Auch im wissenschaftlichen Kontext hat sich der Begriff im Laufe der Zeit verändert.
Wie im vorhergehenden Abschnitt bereits beschrieben, hat sich die Bezeichnung „geistige Behinderung“ schon über viele Jahrhunderte hinweg mehrmals einer Veränderung unterzogen, doch auch der wissenschaftliche Kontext entwickelte sich weiter. So wurden die Menschen Idioten, Blödsinnige, Schwachsinnige, Oligophrene, Geistesschwache oder geistig Behinderte genannt (vgl. Frach 2015, S.15-18.).

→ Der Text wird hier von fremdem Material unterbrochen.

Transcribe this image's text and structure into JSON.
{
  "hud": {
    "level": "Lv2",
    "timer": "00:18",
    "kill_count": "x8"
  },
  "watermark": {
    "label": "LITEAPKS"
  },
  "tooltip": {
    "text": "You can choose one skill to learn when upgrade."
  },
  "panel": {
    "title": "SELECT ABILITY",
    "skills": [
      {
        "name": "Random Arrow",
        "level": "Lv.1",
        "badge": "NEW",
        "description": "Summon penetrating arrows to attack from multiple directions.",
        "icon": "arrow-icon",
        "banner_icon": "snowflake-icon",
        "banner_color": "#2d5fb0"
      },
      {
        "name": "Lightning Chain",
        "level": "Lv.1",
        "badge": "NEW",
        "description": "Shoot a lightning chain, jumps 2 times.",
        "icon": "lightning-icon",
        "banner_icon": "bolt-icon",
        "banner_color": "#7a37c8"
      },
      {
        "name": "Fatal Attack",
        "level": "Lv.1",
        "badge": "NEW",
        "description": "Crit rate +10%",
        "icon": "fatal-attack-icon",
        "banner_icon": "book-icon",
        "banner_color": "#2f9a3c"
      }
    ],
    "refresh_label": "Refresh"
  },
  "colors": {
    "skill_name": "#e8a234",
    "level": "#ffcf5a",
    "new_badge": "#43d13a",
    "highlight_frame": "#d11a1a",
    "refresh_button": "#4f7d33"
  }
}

Der Begriff der geistigen Behinderung kam 1958 durch eine Elternvereinigung der Lebenshilfe auf. Dieser löste alle vorhergehenden Bezeichnungen ab. Auffällig ist jedoch, dass die Bezeichnung „Geistig Behinderte“ auf das Defizit der Behinderung abstellt. Deshalb ist nicht die Person im Mittelpunkt der Ansprache, sondern der Bereich, der an dem Menschen einen besonderen Unterstützungsbedarf erfordert. Im Zuge der Integrations- und Inklusionsbemühungen wurde daher der Sprachgebrauch angepasst: Menschen mit besonderem Unterstützungsbedarf, besonderen Bedürfnissen oder mit speziellem Förderbedarf sind die aktuellen Bezeichnungen für Menschen mit Behinderungen (vgl. Theunissen 2016, S. 11).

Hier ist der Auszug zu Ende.